Even the opossum which normally crouched beside our metal trash can and hissed at my brother every time he took out the trash took a break on Christmas Eve.
Maybe my eyes just couldn’t take in the laughter and love in our house . . .
I remember the family standing around the piano singing Christmas carols in harmony. Every person in my family could play the piano, or the melodica, or the drums, or the harmonica, or the ukelele, and we all could sing. So music rang supreme.
Mom would make her special Sundae cookies for the deacon’s dinner, and we would hide as many as possible so that we could treat ourselves later. On Christmas Eve we would go to both church services, see the people we loved, hold candles and sing Silent Night together. . . .which frustrated me because I preferred the power of Joy to the World.
I went to one service at Wake Forest where Joy to the World was sung, and on the last verse that starts with “When we’ve been there ten thousand years bright shining as the sun,” we held our candles up over our heads. I cried like a mofo while dripping hot wax on the neck of the woman in front of me.

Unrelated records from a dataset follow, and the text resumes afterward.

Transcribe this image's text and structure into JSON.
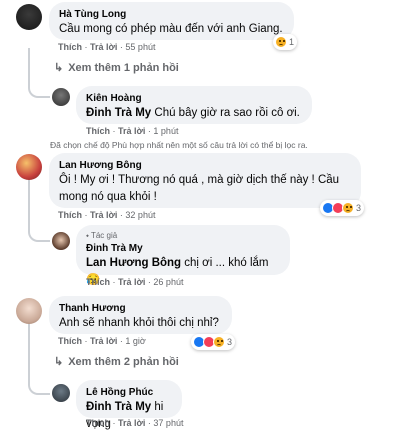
{
  "labels": {
    "like": "Thích",
    "reply": "Trả lời"
  },
  "c1": {
    "name": "Hà Tùng Long",
    "text": "Cầu mong có phép màu đến với anh Giang.",
    "time": "55 phút",
    "reactions": "1"
  },
  "more1": "Xem thêm 1 phản hồi",
  "r1": {
    "name": "Kiên Hoàng",
    "tag": "Đinh Trà My",
    "text": " Chú bây giờ ra sao rồi cô ơi.",
    "time": "1 phút"
  },
  "filter_note": "Đã chọn chế độ Phù hợp nhất nên một số câu trả lời có thể bị lọc ra.",
  "c2": {
    "name": "Lan Hương Bông",
    "text": "Ôi ! My ơi ! Thương nó quá , mà giờ dịch thế này ! Cầu mong nó qua khỏi !",
    "time": "32 phút",
    "reactions": "3"
  },
  "r2": {
    "author_badge": "Tác giả",
    "name": "Đinh Trà My",
    "tag": "Lan Hương Bông",
    "text": " chị ơi ... khó lắm",
    "emoji": "😥",
    "time": "26 phút"
  },
  "c3": {
    "name": "Thanh Hương",
    "text": "Anh sẽ nhanh khỏi thôi chị nhỉ?",
    "time": "1 giờ",
    "reactions": "3"
  },
  "more2": "Xem thêm 2 phản hồi",
  "r3": {
    "name": "Lê Hồng Phúc",
    "tag": "Đinh Trà My",
    "text": " hi vọng",
    "time": "37 phút"
  },
  "colors": {
    "bubble": "#f0f2f5",
    "meta": "#65676b",
    "like": "#1877f2",
    "love": "#f33e58",
    "sad": "#f7b125"
  }
}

I often wondered if my pinkeye was caused by the sheer light of Christmas day . . .
No matter how few the gifts under the tree (financially we were much like the people of Whoville, only the thief was not the Grinch but extremely poor pay for Baptist preachers), we still had a joyous Christmas morning.
We would get up ridiculously early and go see our gifts from Santa who had just gotten in bed. We would approach the living room slowly, knowing that Santa’s gifts were always unwrapped — because who has time to wrap everything when you have to visit every kid on earth?
We would gaze at our gifts for as long as we could, then pull the candy from our stockings which were at least 30% filled with an orange to save Santa a little money.
But the most blindingly beautiful thing about Christmas was the scene of everybody hugging, smiling and appreciating each other. Except for the year when I made one of my siblings a last minute gift. It was a dog constructed from a toilet paper roll with a face, leg and ears which all fell off immediately because the glue hadn’t dried.
Despite that one lesson about being prepared in gift-giving, Christmas filled me with enough light to last the entire year.
The glow of the holidays bombarded my little spirit with joy which apparently gave me pinkeye
Perhaps the holidays were just decorating me with a little color.
Happy Holidays to all of you. If I could see you, I’d hug you. But I won’t touch my eye first.